Outra situação relacionada, mas um pouco diferente é a relação do corpo da mãe com o feto. O feto tem genes do pai e da mãe e com isso é geneticamente diferente da mãe e, portanto, poderia ser rejeitado. O organismo da mãe, porém apresenta uma série de mecanismos de tolerância ao feto. A compressão desses mecanismos tem ajudado mães que rejeitariam seus fetos, através de diferentes tipos de tratamento que previnem ou atenuam respostas de rejeição.

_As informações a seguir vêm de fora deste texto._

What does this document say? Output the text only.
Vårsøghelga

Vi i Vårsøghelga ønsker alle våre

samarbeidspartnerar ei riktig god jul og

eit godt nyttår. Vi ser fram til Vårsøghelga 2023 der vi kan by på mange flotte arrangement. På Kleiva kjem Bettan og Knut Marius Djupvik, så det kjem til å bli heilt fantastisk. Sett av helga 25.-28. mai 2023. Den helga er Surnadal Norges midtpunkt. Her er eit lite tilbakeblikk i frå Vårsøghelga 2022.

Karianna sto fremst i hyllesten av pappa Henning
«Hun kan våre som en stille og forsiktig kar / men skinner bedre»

As pesquisas em imunologia culminam no desenvolvimento de imunoterapias contra câncer. O desenvolvimento de imunobiológicos para tratamento de vários tipos de câncer é resultante de pesquisas realizadas por James Allison e Tasuku Honjo, que ganharam o prêmio Nobel de Medicina em 2018. Esse tipo de terapia contra câncer foi desenvolvido a partir de estudos que mostram que o sistema imune de pacientes com câncer consegue reconhecer células cancerígenas, mas que existem mecanismos de tolerância e controle que impedem que os pacientes respondam contra os tumores. Como se houvesse um freio para a resposta imune em paciente com câncer. Os novos imunoterápicos eliminam esse freio, permitindo que as respostas imunes do paciente controlem o crescimento tumoral. Atualmente também se tem estudado o desenvolvimento de células do sistema imunológico, que são geneticamente modificadas para reconhecer e eliminar células tumorais de forma específica, as “CART Cells (do inglês Células T com receptor quimérico para antígeno)”.

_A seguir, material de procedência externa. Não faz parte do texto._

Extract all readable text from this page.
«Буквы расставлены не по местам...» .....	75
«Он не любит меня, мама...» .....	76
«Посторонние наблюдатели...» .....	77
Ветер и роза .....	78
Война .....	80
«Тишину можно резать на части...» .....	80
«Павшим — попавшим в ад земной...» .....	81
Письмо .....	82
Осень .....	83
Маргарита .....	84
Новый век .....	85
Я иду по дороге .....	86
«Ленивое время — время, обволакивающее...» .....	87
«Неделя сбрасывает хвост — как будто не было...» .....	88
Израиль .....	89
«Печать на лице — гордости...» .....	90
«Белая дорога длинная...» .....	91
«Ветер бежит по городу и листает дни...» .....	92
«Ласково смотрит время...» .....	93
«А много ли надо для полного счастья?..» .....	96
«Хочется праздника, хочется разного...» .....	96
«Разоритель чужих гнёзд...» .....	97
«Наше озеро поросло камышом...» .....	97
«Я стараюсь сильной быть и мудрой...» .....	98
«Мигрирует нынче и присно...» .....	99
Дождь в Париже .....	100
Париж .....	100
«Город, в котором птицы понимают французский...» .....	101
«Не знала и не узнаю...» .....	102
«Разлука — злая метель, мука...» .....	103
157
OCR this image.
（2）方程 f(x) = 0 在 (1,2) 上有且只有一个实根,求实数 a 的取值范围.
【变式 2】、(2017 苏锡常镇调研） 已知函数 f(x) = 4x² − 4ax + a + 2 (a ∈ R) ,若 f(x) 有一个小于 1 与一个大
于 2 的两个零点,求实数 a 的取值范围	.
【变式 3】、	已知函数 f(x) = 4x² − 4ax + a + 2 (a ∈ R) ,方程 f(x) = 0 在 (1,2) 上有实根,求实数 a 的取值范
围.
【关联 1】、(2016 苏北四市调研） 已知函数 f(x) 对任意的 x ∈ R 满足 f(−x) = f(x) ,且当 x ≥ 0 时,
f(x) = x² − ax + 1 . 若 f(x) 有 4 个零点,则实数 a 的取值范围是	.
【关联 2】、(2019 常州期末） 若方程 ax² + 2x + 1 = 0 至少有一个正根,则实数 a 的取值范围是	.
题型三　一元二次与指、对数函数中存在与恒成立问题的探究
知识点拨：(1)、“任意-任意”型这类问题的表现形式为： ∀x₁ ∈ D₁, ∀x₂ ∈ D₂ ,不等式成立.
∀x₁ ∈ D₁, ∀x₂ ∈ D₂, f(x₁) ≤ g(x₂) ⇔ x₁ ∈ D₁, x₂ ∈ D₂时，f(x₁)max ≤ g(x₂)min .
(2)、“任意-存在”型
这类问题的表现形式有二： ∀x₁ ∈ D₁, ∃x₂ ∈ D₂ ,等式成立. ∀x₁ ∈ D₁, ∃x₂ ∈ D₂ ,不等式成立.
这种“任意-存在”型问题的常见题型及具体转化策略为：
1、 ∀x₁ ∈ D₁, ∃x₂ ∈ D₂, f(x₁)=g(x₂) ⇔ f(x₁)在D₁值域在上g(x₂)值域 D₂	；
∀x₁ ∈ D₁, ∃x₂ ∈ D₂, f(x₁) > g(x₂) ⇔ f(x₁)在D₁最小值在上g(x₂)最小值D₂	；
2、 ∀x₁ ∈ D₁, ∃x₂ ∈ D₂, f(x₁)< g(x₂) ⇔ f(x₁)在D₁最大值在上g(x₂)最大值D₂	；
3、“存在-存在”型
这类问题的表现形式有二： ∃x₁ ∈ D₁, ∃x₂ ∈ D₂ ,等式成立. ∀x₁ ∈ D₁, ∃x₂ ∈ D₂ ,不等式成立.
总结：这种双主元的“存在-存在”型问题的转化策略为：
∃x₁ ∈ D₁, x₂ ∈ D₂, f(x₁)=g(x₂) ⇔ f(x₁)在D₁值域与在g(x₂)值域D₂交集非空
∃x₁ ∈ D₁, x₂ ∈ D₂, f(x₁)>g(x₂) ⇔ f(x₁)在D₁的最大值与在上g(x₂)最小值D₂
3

Finalmente, hoje em dia compreendemos melhor como o equilíbrio de respostas imunes ao ambiente, incluindo alimentos, poluição, e até os microrganismos que vivem no nosso trato digestório e nossa pele, influenciam o equilíbrio do nosso organismo todo. Por exemplo, processos infecciosos ou inflamatórios no intestino podem gerar alterações em outros órgãos como pulmões ou até sistema nervoso central. Também compreendemos melhor como outros aspectos da nossa saúde influenciam o sistema imune. Por exemplo, pessoas com obesidade, apresentam maior inflamação do que pessoas sem obesidade, e isso se reflete na saúde geral de cada pessoa.

Podemos, portanto, concluir que a Imunologia permeia nossas vidas, e sua compreensão tem trazido inúmeros benefícios para a humanidade. É essencial que continuemos pesquisando e aperfeiçoando o que sabemos, descobrindo mecanismos e processos novos, e com isso contribuir para a melhoria da vida das pessoas.